Шарлемань поднимает велосипед, ставит раму себе на плечо. Перед маленьким кафе Мерлена ремонтируется участок шоссе. Приходится шагать через груды щебенки и большие белые камни, которыми будут мостить тротуар.
— У тебя не будет времени заклеить мне камеру? — спросил Шарлемань у Мерлена, подходя к стойке.
— Ладно, постараюсь, оставь велосипед у меня. Что будешь пить? Ты-то я уж знаю, что пьешь, — сказал он Саиду и потянулся к полке, где стояли бутылки с мятной настойкой.
— Она полезна для желудка? — спросил Шарлемань. — Дай-ка я тоже попробую.
— Она для всего полезна, — заметил Саид.
— Смотри, не скажи этого при моей жене, — вполголоса сказал Мерлен, — не то она посадит меня на одну мяту!
— Ты почему не пьешь ни вина, ни спиртного? — спросил Шарлемань. — Религия запрещает?
— Я давно уже не верю в бога, — ответил Саид. — Сам не знаю, привычка, как у всех.
— Поставь велосипед во дворе за домом, — сказал Мерлен. — Ты понял, куда?..
…слова: танец Долговязого.
— Камера у тебя никуда не годится! — заявил Мерлен, когда Шарлемань после смены вернулся в кафе… — Точно моль ее проела. Одна спица погнулась и клюет в нее!..
— Ну, старик! Я вижу, дела у тебя идут! — сказал Шарлемань, указывая на три сдвинутых вместе столика, на которых стояли еще не убранные стаканы и рюмки с остатками сухого вина, можжевеловой водки и пива.
— В томасовском цехе свадьба. Дюжарден воспользовался свободным днем — у них ведь престольный праздник — и справил дочке свадьбу. Если бы ты пришел чуть пораньше… Он просил тебе передать, что они все отправились к Занту. И чтобы ты предупредил Марселя, если сумеешь.
— У Марселя такой нюх на выпивку, что, бьюсь об заклад, он явится туда без всяких предупреждений!
— Ведь Зант Дюжардену свояк, — продолжал Мерлен, объясняя, почему торжество перенесли в другое место. — Кстати, оттуда Дюжардену ближе к дому. Сегодня понедельник да и, по правде говоря, праздник уже не тот, что в добрые старые времена. Словом, они будут там со своей компанией. Хочешь, возьми до завтра мой велосипед.
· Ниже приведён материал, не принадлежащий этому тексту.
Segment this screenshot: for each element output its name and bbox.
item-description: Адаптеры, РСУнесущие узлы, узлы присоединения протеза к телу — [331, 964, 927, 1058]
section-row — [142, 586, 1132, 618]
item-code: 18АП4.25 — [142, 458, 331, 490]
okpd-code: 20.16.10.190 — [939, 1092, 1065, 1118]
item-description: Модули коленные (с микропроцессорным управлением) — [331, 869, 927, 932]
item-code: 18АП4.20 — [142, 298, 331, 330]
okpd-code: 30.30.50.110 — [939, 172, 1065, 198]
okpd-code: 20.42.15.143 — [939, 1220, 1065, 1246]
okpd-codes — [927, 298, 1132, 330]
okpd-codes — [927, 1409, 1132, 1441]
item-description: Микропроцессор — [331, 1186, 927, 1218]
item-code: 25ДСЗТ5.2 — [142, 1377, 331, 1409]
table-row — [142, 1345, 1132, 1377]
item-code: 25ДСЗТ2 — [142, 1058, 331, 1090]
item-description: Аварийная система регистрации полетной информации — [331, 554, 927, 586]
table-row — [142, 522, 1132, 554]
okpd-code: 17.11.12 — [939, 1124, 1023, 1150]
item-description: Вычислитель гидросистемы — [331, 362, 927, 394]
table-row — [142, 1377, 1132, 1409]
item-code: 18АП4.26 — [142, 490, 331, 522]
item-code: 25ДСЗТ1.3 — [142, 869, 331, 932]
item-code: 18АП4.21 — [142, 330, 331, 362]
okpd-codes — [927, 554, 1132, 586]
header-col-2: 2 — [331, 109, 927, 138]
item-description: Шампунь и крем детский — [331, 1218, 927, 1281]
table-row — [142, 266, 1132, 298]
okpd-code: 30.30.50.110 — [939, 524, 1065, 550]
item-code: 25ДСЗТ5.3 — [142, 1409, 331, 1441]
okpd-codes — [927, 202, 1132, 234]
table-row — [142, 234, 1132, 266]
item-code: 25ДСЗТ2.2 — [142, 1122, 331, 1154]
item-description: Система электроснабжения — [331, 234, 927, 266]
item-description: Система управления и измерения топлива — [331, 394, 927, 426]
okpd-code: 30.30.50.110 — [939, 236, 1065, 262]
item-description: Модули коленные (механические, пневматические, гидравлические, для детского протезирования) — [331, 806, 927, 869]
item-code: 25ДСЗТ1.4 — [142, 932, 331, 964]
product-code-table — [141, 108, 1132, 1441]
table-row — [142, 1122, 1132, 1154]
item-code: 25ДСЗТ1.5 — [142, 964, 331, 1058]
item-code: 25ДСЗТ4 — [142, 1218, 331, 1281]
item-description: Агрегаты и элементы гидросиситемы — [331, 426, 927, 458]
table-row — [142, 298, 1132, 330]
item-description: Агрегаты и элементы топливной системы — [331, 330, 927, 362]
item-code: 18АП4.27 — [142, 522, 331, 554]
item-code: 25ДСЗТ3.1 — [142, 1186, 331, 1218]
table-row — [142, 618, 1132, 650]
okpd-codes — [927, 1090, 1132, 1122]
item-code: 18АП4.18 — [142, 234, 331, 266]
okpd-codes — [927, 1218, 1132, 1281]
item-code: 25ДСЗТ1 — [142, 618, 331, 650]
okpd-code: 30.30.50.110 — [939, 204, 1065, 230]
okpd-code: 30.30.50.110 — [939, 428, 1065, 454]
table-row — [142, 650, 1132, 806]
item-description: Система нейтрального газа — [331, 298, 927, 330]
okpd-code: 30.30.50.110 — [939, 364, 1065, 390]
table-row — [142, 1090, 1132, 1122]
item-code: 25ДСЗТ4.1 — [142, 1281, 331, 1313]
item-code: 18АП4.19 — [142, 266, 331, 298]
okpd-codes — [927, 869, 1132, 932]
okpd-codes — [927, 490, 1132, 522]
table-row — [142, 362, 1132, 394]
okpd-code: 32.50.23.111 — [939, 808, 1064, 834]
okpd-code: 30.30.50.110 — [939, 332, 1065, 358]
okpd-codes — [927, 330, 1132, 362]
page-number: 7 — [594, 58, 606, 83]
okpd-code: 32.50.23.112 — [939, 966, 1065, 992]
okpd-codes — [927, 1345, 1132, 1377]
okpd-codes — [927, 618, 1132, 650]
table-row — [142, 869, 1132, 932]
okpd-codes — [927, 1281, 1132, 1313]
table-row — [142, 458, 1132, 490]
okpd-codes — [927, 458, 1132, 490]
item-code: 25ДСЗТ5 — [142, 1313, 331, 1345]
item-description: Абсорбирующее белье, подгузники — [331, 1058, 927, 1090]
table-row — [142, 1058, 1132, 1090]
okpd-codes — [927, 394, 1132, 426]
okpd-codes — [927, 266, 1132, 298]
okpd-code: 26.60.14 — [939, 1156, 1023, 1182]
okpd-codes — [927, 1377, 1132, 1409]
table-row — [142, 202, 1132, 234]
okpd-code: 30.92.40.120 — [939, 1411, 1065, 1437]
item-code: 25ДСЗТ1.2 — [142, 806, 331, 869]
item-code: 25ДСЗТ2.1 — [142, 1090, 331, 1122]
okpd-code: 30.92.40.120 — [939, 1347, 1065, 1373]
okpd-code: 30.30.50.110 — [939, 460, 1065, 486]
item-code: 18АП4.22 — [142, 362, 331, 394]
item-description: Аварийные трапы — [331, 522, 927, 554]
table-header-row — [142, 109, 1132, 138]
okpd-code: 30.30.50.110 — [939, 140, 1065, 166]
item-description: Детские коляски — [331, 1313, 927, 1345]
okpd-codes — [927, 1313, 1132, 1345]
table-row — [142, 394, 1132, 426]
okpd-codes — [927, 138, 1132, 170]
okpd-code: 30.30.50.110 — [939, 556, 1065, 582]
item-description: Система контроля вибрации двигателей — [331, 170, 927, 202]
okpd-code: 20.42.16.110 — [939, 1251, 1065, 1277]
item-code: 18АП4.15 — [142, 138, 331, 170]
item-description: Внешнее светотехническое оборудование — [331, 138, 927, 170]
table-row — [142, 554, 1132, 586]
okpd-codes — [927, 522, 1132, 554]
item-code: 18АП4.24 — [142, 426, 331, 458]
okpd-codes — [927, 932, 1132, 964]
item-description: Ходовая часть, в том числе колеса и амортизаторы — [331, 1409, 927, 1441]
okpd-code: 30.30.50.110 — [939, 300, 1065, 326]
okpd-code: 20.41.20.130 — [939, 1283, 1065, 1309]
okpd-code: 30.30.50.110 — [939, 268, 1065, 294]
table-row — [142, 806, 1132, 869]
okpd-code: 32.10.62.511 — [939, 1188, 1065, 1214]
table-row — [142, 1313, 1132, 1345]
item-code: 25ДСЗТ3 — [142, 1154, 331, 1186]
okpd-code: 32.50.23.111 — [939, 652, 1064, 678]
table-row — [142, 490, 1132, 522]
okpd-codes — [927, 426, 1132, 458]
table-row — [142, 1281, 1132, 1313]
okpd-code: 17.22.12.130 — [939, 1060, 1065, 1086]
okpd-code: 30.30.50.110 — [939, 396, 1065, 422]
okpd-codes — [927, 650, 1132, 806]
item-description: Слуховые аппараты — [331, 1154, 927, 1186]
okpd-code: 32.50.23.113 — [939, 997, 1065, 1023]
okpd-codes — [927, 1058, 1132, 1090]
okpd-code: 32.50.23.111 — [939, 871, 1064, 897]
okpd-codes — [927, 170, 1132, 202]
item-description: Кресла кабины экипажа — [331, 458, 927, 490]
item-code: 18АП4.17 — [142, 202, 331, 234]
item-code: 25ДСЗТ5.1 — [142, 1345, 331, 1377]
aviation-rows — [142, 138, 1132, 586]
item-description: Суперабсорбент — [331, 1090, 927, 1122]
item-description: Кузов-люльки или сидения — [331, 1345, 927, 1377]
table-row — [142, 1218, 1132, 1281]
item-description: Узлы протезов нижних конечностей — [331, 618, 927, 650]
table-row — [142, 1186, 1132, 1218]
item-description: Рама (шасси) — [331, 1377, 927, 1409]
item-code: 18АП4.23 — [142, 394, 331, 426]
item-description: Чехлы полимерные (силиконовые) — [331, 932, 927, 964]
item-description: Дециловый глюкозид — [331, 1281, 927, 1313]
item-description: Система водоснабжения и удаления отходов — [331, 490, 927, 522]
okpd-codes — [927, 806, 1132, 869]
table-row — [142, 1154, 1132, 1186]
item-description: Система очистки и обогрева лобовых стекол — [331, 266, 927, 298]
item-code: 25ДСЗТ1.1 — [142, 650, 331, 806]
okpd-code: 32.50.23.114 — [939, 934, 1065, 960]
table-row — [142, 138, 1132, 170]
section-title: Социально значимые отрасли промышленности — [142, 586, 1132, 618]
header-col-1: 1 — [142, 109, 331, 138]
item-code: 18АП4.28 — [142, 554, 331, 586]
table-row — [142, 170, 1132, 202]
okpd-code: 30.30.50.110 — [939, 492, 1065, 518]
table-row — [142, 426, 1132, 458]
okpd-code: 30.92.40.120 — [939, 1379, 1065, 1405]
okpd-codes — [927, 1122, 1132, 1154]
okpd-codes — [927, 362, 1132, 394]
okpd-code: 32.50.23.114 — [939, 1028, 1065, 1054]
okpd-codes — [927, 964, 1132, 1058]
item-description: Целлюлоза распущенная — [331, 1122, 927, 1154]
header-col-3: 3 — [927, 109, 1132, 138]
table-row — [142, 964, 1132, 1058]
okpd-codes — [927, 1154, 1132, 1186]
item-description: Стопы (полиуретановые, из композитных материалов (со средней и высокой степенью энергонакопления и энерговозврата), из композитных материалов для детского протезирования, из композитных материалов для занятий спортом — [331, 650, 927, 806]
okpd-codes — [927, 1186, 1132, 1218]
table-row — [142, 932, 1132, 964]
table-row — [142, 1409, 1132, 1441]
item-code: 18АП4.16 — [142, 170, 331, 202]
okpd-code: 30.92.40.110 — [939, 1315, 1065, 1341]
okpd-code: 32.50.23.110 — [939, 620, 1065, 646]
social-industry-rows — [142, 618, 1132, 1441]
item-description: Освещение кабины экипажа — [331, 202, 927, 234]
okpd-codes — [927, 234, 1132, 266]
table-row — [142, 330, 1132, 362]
Шарлемань ехал на велосипеде Мерлена с ощущением неудобства, все было непривычно. Колесо закреплено туже, чем на его машине. Тормоз ножной — приходится крутить педаль в обратную сторону, седло слишком низкое, правда не у всех такие длинные ноги, как у Шарлеманя, к тому же уже совсем темно и плохо видно… Дорогой он размышляет о двух вещах.
Во-первых, подъехав к своему дому и увидев закрытые ставни, он заколебался, будить ли Берту или не стоит, но тогда она встревожится, если проснется в одиночестве. Он решает проехать мимо дома, и если бы он мог приподнять под собой велосипед, чтобы шины не скрипели по гравию, он бы это сделал!.. Вряд ли он просидит там долго… Ведь он, Шарлемань, не такой уж любитель выпивки…
Во-вторых: пригласили ли они Саида, или из их бригады будут только французы?..
Толкнув дверь в кабачок, он сразу увидел, что Саида нет. Марсель, разумеется, явился. С порога не видно, что происходит в бывшей прачечной. С улицы Шарлемань слышал, как поют и в такт хлопают в ладоши. Посреди зала, где несколько дней назад было собрание, трое мужчин дурачатся и кружатся в каком-то подобии танца — долговязый Брутен и двое незнакомых, один из них алжирец. Для них нарочно зажгли свет; остальные сидят за столиками в кабачке и смотрят на них через дверь, покатываясь со смеху. В распоряжении танцующих все помещение прачечной.